The Company's forward-looking statements are based on the beliefs, expectations, and opinions of management on the date of this MD&A, and the Company does not assume any obligation to update forward-looking statements if circumstances or management's beliefs, expectations or opinions should change, except as required by law. For the reasons set forth above, investors should not place undue reliance on forward-looking statements.

More information about the Company, including its recent financial reports and Annual Information Form for the year ended December 31, 2025 is available under the Company's profile on SEDAR+ at www.sedarplus.ca.
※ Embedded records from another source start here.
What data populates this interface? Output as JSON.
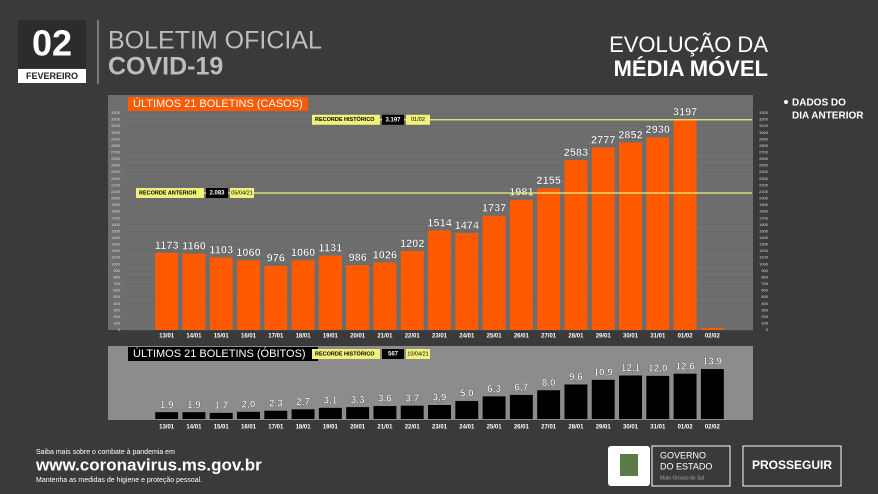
{
  "header": {
    "day": "02",
    "month": "FEVEREIRO",
    "title": "BOLETIM OFICIAL",
    "subtitle": "COVID-19",
    "right_title": "EVOLUÇÃO DA",
    "right_subtitle": "MÉDIA MÓVEL",
    "note": [
      "DADOS DO",
      "DIA ANTERIOR"
    ]
  },
  "footer": {
    "line1": "Saiba mais sobre o combate à pandemia em",
    "url": "www.coronavirus.ms.gov.br",
    "line2": "Mantenha as medidas de higiene e proteção pessoal.",
    "gov": [
      "GOVERNO",
      "DO ESTADO",
      "Mato Grosso do Sul"
    ],
    "program": "PROSSEGUIR"
  },
  "chart_data": [
    {
      "type": "bar",
      "title": "ÚLTIMOS 21 BOLETINS (CASOS)",
      "color": "#ff5a00",
      "categories": [
        "13/01",
        "14/01",
        "15/01",
        "16/01",
        "17/01",
        "18/01",
        "19/01",
        "20/01",
        "21/01",
        "22/01",
        "23/01",
        "24/01",
        "25/01",
        "26/01",
        "27/01",
        "28/01",
        "29/01",
        "30/01",
        "31/01",
        "01/02",
        "02/02"
      ],
      "values": [
        1173,
        1160,
        1103,
        1060,
        976,
        1060,
        1131,
        986,
        1026,
        1202,
        1514,
        1474,
        1737,
        1981,
        2155,
        2583,
        2777,
        2852,
        2930,
        3197,
        30
      ],
      "value_labels": [
        "1173",
        "1160",
        "1103",
        "1060",
        "976",
        "1060",
        "1131",
        "986",
        "1026",
        "1202",
        "1514",
        "1474",
        "1737",
        "1981",
        "2155",
        "2583",
        "2777",
        "2852",
        "2930",
        "3197",
        null
      ],
      "ylim": [
        0,
        3300
      ],
      "yticks": [
        0,
        100,
        200,
        300,
        400,
        500,
        600,
        700,
        800,
        900,
        1000,
        1100,
        1200,
        1300,
        1400,
        1500,
        1600,
        1700,
        1800,
        1900,
        2000,
        2100,
        2200,
        2300,
        2400,
        2500,
        2600,
        2700,
        2800,
        2900,
        3000,
        3100,
        3200,
        3300
      ],
      "grid": true,
      "annotations": [
        {
          "label": "RECORDE HISTÓRICO",
          "value": 3197,
          "value_label": "3.197",
          "date": "01/02"
        },
        {
          "label": "RECORDE ANTERIOR",
          "value": 2083,
          "value_label": "2.083",
          "date": "05/04/21"
        }
      ]
    },
    {
      "type": "bar",
      "title": "ÚLTIMOS 21 BOLETINS (ÓBITOS)",
      "color": "#000000",
      "categories": [
        "13/01",
        "14/01",
        "15/01",
        "16/01",
        "17/01",
        "18/01",
        "19/01",
        "20/01",
        "21/01",
        "22/01",
        "23/01",
        "24/01",
        "25/01",
        "26/01",
        "27/01",
        "28/01",
        "29/01",
        "30/01",
        "31/01",
        "01/02",
        "02/02"
      ],
      "values": [
        1.9,
        1.9,
        1.7,
        2.0,
        2.3,
        2.7,
        3.1,
        3.3,
        3.6,
        3.7,
        3.9,
        5.0,
        6.3,
        6.7,
        8.0,
        9.6,
        10.9,
        12.1,
        12.0,
        12.6,
        13.9
      ],
      "value_labels": [
        "1,9",
        "1,9",
        "1,7",
        "2,0",
        "2,3",
        "2,7",
        "3,1",
        "3,3",
        "3,6",
        "3,7",
        "3,9",
        "5,0",
        "6,3",
        "6,7",
        "8,0",
        "9,6",
        "10,9",
        "12,1",
        "12,0",
        "12,6",
        "13,9"
      ],
      "ylim": [
        0,
        16
      ],
      "annotations": [
        {
          "label": "RECORDE HISTÓRICO",
          "value": 567,
          "date": "10/04/21"
        }
      ]
    }
  ]
}
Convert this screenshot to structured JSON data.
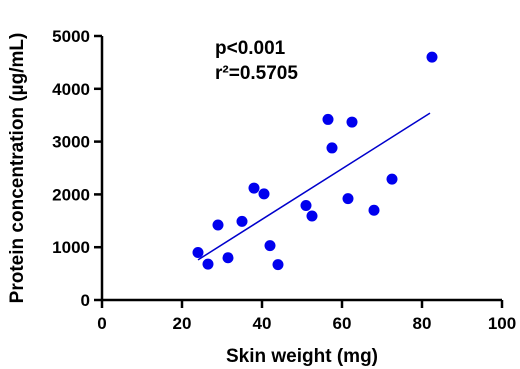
{
  "chart_data": {
    "type": "scatter",
    "xlabel": "Skin weight (mg)",
    "ylabel": "Protein concentration (µg/mL)",
    "xlim": [
      0,
      100
    ],
    "ylim": [
      0,
      5000
    ],
    "x_ticks": [
      0,
      20,
      40,
      60,
      80,
      100
    ],
    "y_ticks": [
      0,
      1000,
      2000,
      3000,
      4000,
      5000
    ],
    "grid": false,
    "annotations": {
      "p_value": "p<0.001",
      "r2": "r²=0.5705"
    },
    "series": [
      {
        "color": "#0000ee",
        "points": [
          {
            "x": 24,
            "y": 900
          },
          {
            "x": 26.5,
            "y": 680
          },
          {
            "x": 29,
            "y": 1420
          },
          {
            "x": 31.5,
            "y": 800
          },
          {
            "x": 35,
            "y": 1490
          },
          {
            "x": 38,
            "y": 2120
          },
          {
            "x": 40.5,
            "y": 2010
          },
          {
            "x": 42,
            "y": 1030
          },
          {
            "x": 44,
            "y": 670
          },
          {
            "x": 51,
            "y": 1790
          },
          {
            "x": 52.5,
            "y": 1590
          },
          {
            "x": 56.5,
            "y": 3420
          },
          {
            "x": 57.5,
            "y": 2880
          },
          {
            "x": 61.5,
            "y": 1920
          },
          {
            "x": 62.5,
            "y": 3370
          },
          {
            "x": 68,
            "y": 1700
          },
          {
            "x": 72.5,
            "y": 2290
          },
          {
            "x": 82.5,
            "y": 4600
          }
        ]
      }
    ],
    "regression_line": {
      "color": "#0000cc",
      "x": [
        24,
        82
      ],
      "y": [
        760,
        3540
      ]
    }
  }
}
Disclosures of Internal Controls

Management has established processes to provide it with sufficient knowledge to support representations that it has exercised reasonable diligence to ensure that: (i) financial statements do not contain any untrue statement of material fact or omit to state a material fact required to be stated or that is necessary to make a statement not misleading in light of the circumstances under which it is made, as of the date of and for the periods presented by the financial statements; and (ii) financial statements fairly present in all material respects the financial condition, results of operations and cash flow of the Company, as of the date of and for the periods presented.

In contrast to the certificate required for non-venture issuers under National Instrument 52-109 - Certification of Disclosure in Issuers' Annual and Interim Filings ("NI 52-109"), the Venture Issuer Basic Certificate does not include representations relating to the establishment and maintenance of disclosure controls and procedures ("DC&P") and internal control over financial reporting ("ICFR"), as defined in NI 52-109. In particular, the certifying officers filing such certificate are not making any representations relating to the establishment and maintenance of:

(i) controls and other procedures designed to provide reasonable assurance that information required to be disclosed by the issuer in its annual filings, interim filings or other reports filed or submitted under securities legislation is recorded, processed, summarized, and reported within the time periods specified in securities legislation; and
(ii) a process to provide reasonable assurance regarding the reliability of financial reporting and the preparation of financial statements for external purposes in accordance with the issuer's GAAP (IFRS Accounting Standards).

The Company's certifying officers are responsible for ensuring that processes are in place to provide them with sufficient knowledge to support the representations they are making in the certificate. Investors should be aware that inherent limitations on the ability of certifying officers of a venture issuer to design and implement on a cost-effective basis DC&P and ICFR as defined in NI 52-109 may result in additional risks to the quality, reliability, transparency and timeliness of interim and annual filings and other reports provided under securities legislation.

Risk Factors and Additional Information

Please refer to the Company's most recent Annual Information Form filed on SEDAR+ at www.sedarplus.ca for further discussion of risk factors and other information.